My mom used to tell me, whenever I complained about my privileged life, "I cried because I had no shoes until I met a man who had no feet." That is, I should always be aware that however bad my life feels, it is always much better than someone elses.

A lot of the time that works, at least on a cognitive level. But sometimes my emotions simply overwhelm my ability to think reasonably.

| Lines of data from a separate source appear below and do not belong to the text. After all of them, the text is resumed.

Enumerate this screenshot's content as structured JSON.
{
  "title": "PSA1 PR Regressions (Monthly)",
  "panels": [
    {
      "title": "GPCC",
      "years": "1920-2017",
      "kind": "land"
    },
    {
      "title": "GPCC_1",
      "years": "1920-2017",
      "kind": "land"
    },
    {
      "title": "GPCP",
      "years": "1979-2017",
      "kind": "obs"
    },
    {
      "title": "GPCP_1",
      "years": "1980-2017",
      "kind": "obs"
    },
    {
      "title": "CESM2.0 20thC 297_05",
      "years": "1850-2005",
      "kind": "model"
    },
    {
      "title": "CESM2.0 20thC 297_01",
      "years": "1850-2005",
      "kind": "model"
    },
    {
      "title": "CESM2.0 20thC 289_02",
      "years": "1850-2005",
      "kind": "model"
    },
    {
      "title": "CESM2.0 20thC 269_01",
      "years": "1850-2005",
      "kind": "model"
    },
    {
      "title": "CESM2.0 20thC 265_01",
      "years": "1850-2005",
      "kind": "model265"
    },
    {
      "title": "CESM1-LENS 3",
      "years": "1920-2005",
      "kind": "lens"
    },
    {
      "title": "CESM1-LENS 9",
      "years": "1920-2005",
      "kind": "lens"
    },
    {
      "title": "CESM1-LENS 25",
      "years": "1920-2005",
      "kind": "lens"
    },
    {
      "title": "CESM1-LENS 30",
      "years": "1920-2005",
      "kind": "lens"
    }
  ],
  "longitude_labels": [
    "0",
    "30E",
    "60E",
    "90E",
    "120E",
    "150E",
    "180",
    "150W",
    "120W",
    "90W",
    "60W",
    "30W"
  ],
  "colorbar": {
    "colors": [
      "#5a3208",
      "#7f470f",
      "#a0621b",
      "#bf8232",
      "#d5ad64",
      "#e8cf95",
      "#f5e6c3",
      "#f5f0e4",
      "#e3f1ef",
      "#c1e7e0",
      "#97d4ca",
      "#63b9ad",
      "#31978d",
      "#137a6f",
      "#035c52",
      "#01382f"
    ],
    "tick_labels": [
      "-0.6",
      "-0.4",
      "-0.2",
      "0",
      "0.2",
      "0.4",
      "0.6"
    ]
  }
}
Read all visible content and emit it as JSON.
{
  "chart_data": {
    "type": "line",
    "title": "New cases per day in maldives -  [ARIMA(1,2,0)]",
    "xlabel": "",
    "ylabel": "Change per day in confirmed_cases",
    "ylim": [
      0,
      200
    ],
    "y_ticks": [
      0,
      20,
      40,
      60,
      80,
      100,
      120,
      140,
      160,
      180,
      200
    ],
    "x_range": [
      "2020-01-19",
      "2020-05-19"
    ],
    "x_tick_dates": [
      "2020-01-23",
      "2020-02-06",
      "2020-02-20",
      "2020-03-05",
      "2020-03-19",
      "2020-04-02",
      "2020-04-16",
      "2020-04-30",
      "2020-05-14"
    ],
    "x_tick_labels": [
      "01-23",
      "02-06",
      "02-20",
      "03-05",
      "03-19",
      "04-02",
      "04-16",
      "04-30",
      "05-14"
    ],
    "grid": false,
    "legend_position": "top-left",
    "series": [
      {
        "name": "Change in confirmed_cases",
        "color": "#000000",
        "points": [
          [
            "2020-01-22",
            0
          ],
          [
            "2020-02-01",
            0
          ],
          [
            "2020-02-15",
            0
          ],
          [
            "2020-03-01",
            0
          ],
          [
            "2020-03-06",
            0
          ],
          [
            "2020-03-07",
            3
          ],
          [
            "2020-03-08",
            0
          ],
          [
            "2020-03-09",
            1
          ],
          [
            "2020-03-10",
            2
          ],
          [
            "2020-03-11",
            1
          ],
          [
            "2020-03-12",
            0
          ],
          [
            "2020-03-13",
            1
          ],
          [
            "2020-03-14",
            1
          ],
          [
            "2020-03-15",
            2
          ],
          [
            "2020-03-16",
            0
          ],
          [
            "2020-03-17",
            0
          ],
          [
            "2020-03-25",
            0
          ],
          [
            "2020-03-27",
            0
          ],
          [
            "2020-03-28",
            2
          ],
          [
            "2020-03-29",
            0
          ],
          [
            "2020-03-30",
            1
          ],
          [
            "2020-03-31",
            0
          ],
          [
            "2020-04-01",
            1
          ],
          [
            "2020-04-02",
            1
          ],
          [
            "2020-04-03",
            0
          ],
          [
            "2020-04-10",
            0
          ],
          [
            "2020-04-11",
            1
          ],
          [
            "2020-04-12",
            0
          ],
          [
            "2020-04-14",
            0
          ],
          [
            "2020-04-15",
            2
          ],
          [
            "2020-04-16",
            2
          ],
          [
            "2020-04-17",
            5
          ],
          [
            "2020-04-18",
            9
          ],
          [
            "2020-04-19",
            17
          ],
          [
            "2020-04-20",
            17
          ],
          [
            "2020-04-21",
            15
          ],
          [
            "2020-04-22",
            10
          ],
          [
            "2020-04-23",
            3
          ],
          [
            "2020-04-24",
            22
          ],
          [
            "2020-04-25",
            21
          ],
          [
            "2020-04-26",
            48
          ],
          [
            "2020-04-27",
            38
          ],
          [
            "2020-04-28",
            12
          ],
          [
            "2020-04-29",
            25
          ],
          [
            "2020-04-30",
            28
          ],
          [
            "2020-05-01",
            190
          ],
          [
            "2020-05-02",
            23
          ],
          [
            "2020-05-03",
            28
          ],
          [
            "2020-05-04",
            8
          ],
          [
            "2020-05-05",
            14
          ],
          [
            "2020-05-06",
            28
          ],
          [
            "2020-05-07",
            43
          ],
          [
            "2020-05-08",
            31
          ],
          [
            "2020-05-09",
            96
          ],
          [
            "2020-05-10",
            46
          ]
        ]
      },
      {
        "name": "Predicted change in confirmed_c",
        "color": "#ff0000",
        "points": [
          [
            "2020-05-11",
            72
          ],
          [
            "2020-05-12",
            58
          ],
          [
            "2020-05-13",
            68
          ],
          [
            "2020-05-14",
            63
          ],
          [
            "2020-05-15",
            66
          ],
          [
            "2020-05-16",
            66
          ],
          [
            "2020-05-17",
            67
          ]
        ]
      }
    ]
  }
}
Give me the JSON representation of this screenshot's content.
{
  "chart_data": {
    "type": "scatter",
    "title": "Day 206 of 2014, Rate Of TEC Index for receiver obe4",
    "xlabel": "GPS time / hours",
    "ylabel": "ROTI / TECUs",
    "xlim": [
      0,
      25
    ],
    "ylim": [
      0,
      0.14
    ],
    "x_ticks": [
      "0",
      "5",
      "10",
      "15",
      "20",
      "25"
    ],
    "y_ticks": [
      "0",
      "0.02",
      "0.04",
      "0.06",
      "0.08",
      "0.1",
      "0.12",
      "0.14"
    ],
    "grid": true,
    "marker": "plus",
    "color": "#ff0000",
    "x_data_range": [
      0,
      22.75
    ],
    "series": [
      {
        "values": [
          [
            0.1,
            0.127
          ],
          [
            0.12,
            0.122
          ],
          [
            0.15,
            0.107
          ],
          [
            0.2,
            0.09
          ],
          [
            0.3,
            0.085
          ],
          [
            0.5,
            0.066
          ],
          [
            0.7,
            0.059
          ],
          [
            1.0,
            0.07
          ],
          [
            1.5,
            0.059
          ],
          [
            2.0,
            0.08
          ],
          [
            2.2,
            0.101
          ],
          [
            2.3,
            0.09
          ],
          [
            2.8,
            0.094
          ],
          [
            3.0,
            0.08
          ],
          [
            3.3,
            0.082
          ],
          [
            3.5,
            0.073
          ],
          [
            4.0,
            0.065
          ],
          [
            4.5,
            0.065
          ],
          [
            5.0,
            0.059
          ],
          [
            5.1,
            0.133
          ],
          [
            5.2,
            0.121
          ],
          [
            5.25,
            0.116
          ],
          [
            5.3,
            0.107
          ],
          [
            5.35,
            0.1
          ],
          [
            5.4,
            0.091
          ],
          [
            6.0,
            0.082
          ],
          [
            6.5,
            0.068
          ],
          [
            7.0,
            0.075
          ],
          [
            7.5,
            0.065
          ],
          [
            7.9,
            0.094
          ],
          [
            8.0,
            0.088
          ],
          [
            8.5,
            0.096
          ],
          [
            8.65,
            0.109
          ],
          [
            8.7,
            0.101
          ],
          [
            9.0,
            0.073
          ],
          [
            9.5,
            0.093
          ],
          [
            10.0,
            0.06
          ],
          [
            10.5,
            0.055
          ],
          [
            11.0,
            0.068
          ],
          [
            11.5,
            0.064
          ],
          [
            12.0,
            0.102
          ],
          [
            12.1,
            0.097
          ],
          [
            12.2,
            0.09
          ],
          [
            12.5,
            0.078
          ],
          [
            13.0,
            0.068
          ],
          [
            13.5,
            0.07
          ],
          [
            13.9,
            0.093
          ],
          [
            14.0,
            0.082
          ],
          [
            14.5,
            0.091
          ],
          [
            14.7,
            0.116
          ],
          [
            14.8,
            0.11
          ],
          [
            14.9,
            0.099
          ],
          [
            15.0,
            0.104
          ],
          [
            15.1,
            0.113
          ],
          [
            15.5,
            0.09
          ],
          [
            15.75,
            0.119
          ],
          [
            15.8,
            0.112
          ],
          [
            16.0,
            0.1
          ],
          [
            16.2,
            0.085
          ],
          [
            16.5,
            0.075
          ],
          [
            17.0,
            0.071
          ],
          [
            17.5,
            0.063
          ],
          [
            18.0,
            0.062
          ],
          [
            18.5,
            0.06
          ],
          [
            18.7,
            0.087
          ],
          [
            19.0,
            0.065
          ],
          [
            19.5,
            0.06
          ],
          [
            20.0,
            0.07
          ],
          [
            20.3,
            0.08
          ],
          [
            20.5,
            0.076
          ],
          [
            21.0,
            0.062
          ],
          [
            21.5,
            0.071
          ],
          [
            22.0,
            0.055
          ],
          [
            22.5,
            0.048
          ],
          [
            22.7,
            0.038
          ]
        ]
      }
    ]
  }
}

Well, you know that only too well. It's why I'm writing to you now, because of my love and grief not letting me let you go. It was a bone of contention through much of our marriage because I needed more verbal intimacy than you could give me. And it was why I could care for you until you died, because my love overwhelmed my fear, anxiety, and reasoning. Throughout our relationship you couldn't really grok what I was talking about when I talked about complex emotions and the subconscious and all that. I used to blame you because I thought you were choosing to hide yourself from me. I thought you were choosing to not see me, to make me invisible. I was so angry. That's one of the reasons I made connections with others -- because I needed to be able to express my rage.  I needed to be with people who seemed like they could see me when you wouldn't.

If I had known it was a matter of you "couldn't" rather than "wouldn't" would it have made a difference to my 20something self?

I don't know. She is so far away, the past so past.

Speaking of connections, were you flashing me a couple of weeks ago? I was just nodding off in front of my giant telly, between wakefulness and sleep, when I saw you out of the corner of my eye - you before 2015. For a moment the past and present collided - and then the visitation was over. 

I love those milleseconds when the last  9 years disappear.

Love always.

 


Wednesday 4 October 2023

Memoir stuff

 My friend and fellow poet Judy Montgomery recently suggested that I write a memoir piece about Will.  Her comment was perfectly timed because I'd just decided to change the focus of my memoir to my long marriage.  I realized my experience in managing the twists and turns of a long commitment might be the most interesting thing I can talk about with others.

But ugh, long form prose.  

Yet my poetry brain hasn't really returned either.  Sigh.

And then there's the way memory works or in my case didn't. Recently I came to the startling realization that for years I'd been thinking that I was raped and later busted when I was nineteen.  Nope. Those two events occurred the year I was 18.

And the weird way that memory gets "dinged" by a bell. This morning at the office the giant monitors are running a silent series of attractive videos including undersea through waving weeds and over cities by drone.  As I went to get coffee I saw over my head a triangular slice of a red bridge of familiar shape. And I thought again of Sally.